Follow me, where I go


It's been tricky to feel the holiday spirit here, even though it's cooled down a bit because the rainy season has started. But I know what I've not got this year because I've felt it other years.

"It was nearly ten years ago at Christmastime I had an experience that only in the past year have I’ve been able to make sense of and make peace with."


Follow me here to find out what it was.


ps: oh shoot. It's too late this evening to try and reload that picture. Just tip your computer and it'll look right.

Monday, December 1, 2008

Smudge, Fleck, Dimple




Mum,

Finn turned half a year old today. His eyes resolved into their resting colour a couple months ago. Fast, it seemed. Nondescript dark to a dark blue, kind of like mine. But also kind of like yours and kind of like Dad's because his left eye has a single brown fleck, on the inside towards the bridge of his stubby nose. Sometimes I forget to call him Finn and instead carry Fleck around all day. Do you remember telling me that time about how, to your in-love adolescent mind, it was "a sign" that you and Dad both had the same middle name, and both had a brown fleck in your blue eyes?




I've loved that little fleck because it's a little something permanent in this boy who will be nothing but change for years. And also a sign, a signal to me that I'm just as in love with this kid as I have been with that other one. A sign that even though I've engraved it in permanent ways much less than I did with Scout, the details of Finn's babyhood are important to me. For some reason I need to tell him and me (and you!) I notice them, notice them and love them.

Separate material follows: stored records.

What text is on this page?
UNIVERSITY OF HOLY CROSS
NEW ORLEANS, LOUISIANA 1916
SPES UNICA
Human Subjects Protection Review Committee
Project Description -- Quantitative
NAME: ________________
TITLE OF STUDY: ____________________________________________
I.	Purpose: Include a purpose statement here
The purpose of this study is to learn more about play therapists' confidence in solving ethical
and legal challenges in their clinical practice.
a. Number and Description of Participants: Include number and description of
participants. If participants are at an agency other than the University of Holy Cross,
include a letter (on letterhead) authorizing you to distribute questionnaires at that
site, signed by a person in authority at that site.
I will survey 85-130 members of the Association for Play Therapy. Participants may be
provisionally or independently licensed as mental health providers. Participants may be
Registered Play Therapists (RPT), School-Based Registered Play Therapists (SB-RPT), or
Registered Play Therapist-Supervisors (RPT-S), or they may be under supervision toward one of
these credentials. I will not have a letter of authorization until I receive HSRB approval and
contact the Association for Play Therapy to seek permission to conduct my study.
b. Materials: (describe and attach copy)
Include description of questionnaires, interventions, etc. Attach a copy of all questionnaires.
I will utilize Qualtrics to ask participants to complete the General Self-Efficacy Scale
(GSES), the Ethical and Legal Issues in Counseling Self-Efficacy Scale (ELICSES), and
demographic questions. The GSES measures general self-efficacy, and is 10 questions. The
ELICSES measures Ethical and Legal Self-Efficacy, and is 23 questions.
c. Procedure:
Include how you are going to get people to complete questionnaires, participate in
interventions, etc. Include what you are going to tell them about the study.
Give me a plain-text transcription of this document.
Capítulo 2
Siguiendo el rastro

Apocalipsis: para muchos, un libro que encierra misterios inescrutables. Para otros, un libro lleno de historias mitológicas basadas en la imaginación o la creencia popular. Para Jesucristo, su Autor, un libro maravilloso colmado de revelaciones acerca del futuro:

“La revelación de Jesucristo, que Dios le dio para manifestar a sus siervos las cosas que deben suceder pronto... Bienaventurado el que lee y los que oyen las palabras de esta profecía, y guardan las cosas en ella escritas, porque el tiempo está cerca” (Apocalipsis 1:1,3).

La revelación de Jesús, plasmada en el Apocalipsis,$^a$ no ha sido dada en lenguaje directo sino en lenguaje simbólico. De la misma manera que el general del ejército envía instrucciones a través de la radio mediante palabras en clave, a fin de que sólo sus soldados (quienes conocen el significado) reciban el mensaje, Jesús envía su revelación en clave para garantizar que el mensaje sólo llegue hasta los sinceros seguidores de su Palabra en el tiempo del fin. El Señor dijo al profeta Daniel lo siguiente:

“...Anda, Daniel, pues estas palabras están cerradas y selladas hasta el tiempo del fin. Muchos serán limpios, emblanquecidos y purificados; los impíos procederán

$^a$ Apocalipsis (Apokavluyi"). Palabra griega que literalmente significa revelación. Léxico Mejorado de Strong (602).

He has started crawling. He has two teeth. He's an expert at juicy mouth noises. He's dimpled on every surface you'd expect a little baby pucker and some you wouldn't. A few patches of his baby hair never fell out, so there are these long whisps that curl out like loose downy feathers. Sometimes I can get freaked out by the way these kids act like hourglasses to my life. I push for them to get to some milestone, and then mope at the end of an era. Case in point: For the first time ever, Scout slept through the night by herself last night. (Can I hear a whoop whoop?) But both Andy and I have already expressed regret that we won't be cuddling her to sleep anymore. (Obviously not enough regret to not teach her to sleep through the night.)



I know he won't remember anything distinct about this time of life, but I wonder in what ways the smell of wet pavement, damp earth, sweat and soured butter; the night music of frogs and crickets and howling dogs; the soft sweetness of fresh ripe banana and mango; the sight of warm, smiling African faces pushed into his; I wonder how these will affect him. At what point, when he's eleven, or nineteen, or thirty-two, will a sight or smell or taste trigger the faded outline of a shadow's shadow of a memory that he can't even remember from these months here in Malawi. He'll be sitting on a bus somewhere and hear a voice that he remembers but can't place. He'll wonder if it's a case of deja vue or the memory of a dream.

And me? What will I remember? That's one reason why I have to write, and why I have to be as honest as I can. I end up believing the words I've written. I end up forgetting everything but the words I've written.

If Finn is ever going to be anything but the person he is at that moment, I have to record it in detail right now. Even then it's no guarantee. I barely remember anything about Scout from this last Spring, as impossible as it seems.

Thanks for calling on Thanksgiving. Sorry I couldn't talk. Tell Dad I hope his green chicken turned out as fabulous as his green turkey last year.